What happened
Units of NGL Energy Partners (NGL 0.85%) were up more than 20% as of 11 a.m. ET on Friday. Fueling the master limited partnership's (MLP) rally was its fiscal third-quarter report.
So what
NGL Energy Partners' adjusted EBITDA increased from $147.7 million in last year's fiscal Q3 to $193.3 million. The main driver was record adjusted EBITDA in its water solutions segment, which jumped 47.1% to $121.7 million. The company benefited from strong disposal volume and skim oil growth, enabling it to achieve a record for water volumes processed in the quarter. NGL Energy Partners' crude oil logistics segment also reported increased earnings, fueled by higher product margins. That helped offset weaker liquids logistics earnings.
That strong performance and the return of working capital gave the company the cash to repurchase $97.5 million of its 2023 notes during the quarter. That reduced its remaining balance to $203 million. This year, the its key strategic goal is to pay off those notes and reduce total leverage. It plans to call the remaining notes by the end of June.
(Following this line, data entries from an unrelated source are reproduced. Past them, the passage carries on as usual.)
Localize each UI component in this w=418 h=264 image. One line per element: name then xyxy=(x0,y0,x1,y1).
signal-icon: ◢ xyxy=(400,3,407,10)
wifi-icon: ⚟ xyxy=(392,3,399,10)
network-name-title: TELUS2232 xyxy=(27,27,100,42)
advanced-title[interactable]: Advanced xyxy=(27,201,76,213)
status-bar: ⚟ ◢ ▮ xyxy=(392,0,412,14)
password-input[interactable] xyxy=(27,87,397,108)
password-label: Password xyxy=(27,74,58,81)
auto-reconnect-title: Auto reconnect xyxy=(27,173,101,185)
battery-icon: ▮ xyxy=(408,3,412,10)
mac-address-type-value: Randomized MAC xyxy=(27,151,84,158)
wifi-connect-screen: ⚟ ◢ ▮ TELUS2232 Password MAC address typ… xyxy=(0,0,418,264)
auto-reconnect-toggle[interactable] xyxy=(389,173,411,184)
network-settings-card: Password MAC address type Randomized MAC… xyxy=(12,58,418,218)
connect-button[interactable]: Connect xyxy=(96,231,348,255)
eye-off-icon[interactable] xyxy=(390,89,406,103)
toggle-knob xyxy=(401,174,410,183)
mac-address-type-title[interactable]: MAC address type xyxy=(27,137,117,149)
NGL Energy Partners' strong showing in the period has given it the confidence to boost its full-year outlook. It now expects water solutions adjusted EBITDA to be over $440 million for the year, up from its prior view of more than $430 million. The MLP also increased its capital expenditure guidance range to $115 million-$125 million so it can keep up with its customers' growth.
Now what
NGL Energy Partners is making good progress on its debt reduction goal. In addition to using excess cash, it's also working to sell noncore assets to help pay off more debt. That would put it on a much firmer financial foundation. Hitting its debt reduction goal could eventually enable the MLP to start distributing cash to its investors again.